Then, for \(\forall m \in Z\),

$$\begin{aligned} \bigl\Vert x^{k+m}-x^{k} \bigr\Vert &= \bigl\Vert x^{k+m}-x^{k+m-1}+x^{k+m-1}-x^{k+m-2}+\cdots +x ^{k+1}-x^{k} \bigr\Vert , \\ &\leq \bigl\Vert x^{k+m}-x^{k+m-1} \bigr\Vert + \bigl\Vert x^{k+m+1}-x^{k+m-2} \bigr\Vert +\cdots + \bigl\Vert x^{k+1}-x ^{k} \bigr\Vert , \\ &\leq \bigl( \Vert A \Vert +2\bigr)\bigl\{ \bigl\Vert \bigl(A-D \bigl(x^{k+m-1}\bigr)^{-1}\bigr) \bigr\Vert ^{2} \bigl\Vert f\bigl(x^{k+m-1}\bigr) \bigr\Vert + \bigl\Vert \bigl(A-D\bigl(x ^{k+m-2}\bigr)^{-1}\bigr) \bigr\Vert ^{2} \\ &\quad{}\times \bigl\Vert f\bigl(x^{k+m-2}\bigr) \bigr\Vert +\cdots + \bigl\Vert \bigl(A-D\bigl(x^{k}\bigr)^{-1}\bigr) \bigr\Vert ^{2} \bigl\Vert f\bigl(x^{k}\bigr) \bigr\Vert \bigr\} . \end{aligned}$$

So, \(\Vert f(x^{k})\Vert \rightarrow 0\), as \(k \rightarrow \infty \), we get \(\Vert x^{k+m}-x^{k}\Vert \rightarrow 0\), as \(k \rightarrow \infty \). Consequently, \(\{x^{k}\}\) is a Cauchy series, and it converges to the unique solution of AVEs (1). □

4 Numerical results

In this section we consider some examples to illustrate the feasibility and effectiveness of Algorithm 3.1. All the experiments are performed by Matlab R2010a.
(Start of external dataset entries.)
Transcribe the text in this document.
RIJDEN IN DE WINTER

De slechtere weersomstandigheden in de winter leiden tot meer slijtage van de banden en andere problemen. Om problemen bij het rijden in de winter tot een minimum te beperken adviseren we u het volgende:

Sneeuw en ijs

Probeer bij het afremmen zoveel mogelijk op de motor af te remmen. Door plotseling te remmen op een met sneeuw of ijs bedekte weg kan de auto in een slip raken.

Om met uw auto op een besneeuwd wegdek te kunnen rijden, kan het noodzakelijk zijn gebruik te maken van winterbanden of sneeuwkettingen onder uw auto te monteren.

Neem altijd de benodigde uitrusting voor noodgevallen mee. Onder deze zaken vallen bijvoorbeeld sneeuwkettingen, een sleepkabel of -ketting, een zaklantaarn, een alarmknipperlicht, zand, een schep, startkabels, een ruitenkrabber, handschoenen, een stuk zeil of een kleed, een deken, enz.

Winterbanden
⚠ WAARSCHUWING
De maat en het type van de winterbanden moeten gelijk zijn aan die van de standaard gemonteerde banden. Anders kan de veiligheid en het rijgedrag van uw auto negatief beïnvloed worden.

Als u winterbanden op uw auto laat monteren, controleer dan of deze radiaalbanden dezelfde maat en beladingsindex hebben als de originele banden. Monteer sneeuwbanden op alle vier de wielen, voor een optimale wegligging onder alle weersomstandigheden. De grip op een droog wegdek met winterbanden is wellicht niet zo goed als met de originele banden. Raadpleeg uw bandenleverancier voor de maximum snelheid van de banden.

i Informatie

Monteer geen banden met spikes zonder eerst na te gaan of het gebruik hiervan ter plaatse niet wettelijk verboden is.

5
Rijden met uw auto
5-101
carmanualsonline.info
We compare the proposed method (TSI) with the generalized Newton method (4) (GNM) and the generalized Traub method (5) (GTM).

Example 1

Let \(A=(a_{ij})_{n\times n}\), each element in A is given as follows:

$$ a_{ii}=4n, \quad\quad a_{i,i+1}=a_{i+1,i}, \quad\quad a_{ij}=0.5 \quad (i=1,2,\ldots,n). $$

Let \(b=(A-I)e\), the minimum singular value of each A exceeds 1.

Example 2

We choose a random matrix A from a uniform distribution on \([-10,10]\) and a random vector x from a uniform distribution on \([-2,2]\). All the information are generated by the following MATLAB procedure:

$$ A=-10+\operatorname{rand}(n,n)* 20; \quad\quad x=-2+\operatorname{rand}(n,1)* 4; \quad\quad b=A* x- \operatorname{abs}(x). $$

In order to guarantee that the minimum singular value of A is greater than 1, we first calculate the minimum singular value: \(\sigma _{\min }(A)\), then adjust A by \(\sigma _{\min }(A)\) multiplied by a random number \(\gamma \in [1,2]\).
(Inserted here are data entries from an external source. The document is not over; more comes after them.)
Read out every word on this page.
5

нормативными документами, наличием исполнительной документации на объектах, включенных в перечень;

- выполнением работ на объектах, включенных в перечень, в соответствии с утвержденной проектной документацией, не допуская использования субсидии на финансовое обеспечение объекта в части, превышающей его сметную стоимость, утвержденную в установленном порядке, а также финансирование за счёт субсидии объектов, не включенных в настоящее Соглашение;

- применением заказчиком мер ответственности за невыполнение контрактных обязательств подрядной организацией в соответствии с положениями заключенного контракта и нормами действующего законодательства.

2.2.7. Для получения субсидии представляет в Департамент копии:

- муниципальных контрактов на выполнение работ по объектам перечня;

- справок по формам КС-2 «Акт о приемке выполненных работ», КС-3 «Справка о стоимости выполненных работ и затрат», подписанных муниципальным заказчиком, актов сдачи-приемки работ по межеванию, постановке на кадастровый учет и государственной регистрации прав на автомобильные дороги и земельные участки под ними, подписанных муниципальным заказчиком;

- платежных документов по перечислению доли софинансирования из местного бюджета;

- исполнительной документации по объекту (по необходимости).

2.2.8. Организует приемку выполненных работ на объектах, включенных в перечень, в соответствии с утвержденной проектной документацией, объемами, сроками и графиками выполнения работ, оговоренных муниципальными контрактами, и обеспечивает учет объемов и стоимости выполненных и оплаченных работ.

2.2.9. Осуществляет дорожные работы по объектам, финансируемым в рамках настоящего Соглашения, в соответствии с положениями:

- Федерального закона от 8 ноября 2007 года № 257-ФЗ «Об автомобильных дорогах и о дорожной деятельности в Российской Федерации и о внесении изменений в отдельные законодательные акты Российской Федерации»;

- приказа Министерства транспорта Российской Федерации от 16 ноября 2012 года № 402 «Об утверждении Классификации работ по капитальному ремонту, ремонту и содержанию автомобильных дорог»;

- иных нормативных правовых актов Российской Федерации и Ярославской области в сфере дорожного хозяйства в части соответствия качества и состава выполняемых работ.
Algorithm 3.1 is used to solve Example 1 and 2; Tables 1 and 2 record the experiment results.

Table 1 The comparison of GNM, GTM and TSI in Example 1

Table 2 The comparison of GNM, GTM and TSI in Example 2

In Tables 1 and 2, Dim, K, ACC and T denote the dimension of the problem, the number of iterations, \(\Vert Ax^{k}-\vert x^{k}\vert -b\Vert _{2}\) and time(s), respectively. It is clear from Tables 1 and 2 that the new two-step iterative method is very effective in solving absolute value equations, especially the high dimension problem.

Figures 1 and 2 show the convergence curves of three algorithms for solving Examples 1 and 2. For Example 1, We find that the convergence of the TSI is the best among three methods, obviously. For Example 2, the convergence of the TSI is litter better than GTM, they are both better than GNM. So Algorithm 3.1 is superior in convergence and the quality of solution for solving AVEs (1).

Figure 1

Comparison of GNM, GTM and TSI for Example 1 with \(n=1000\)

Figure 2

Comparison of GNM, GTM and TSI for Example 2 with \(n=1000\)

5 Conclusions

In this paper, we propose a new two-step iterative method for solving non-differentiable and NP-hard absolute value equations \(Ax-\vert x\vert =b\), when the minimum singular value of A is greater than 1. Compared with the existing methods GNM and GTM, our new method has some nice convergence properties and better calculation consequences. In the future, we have the confidence to continue an in-depth study.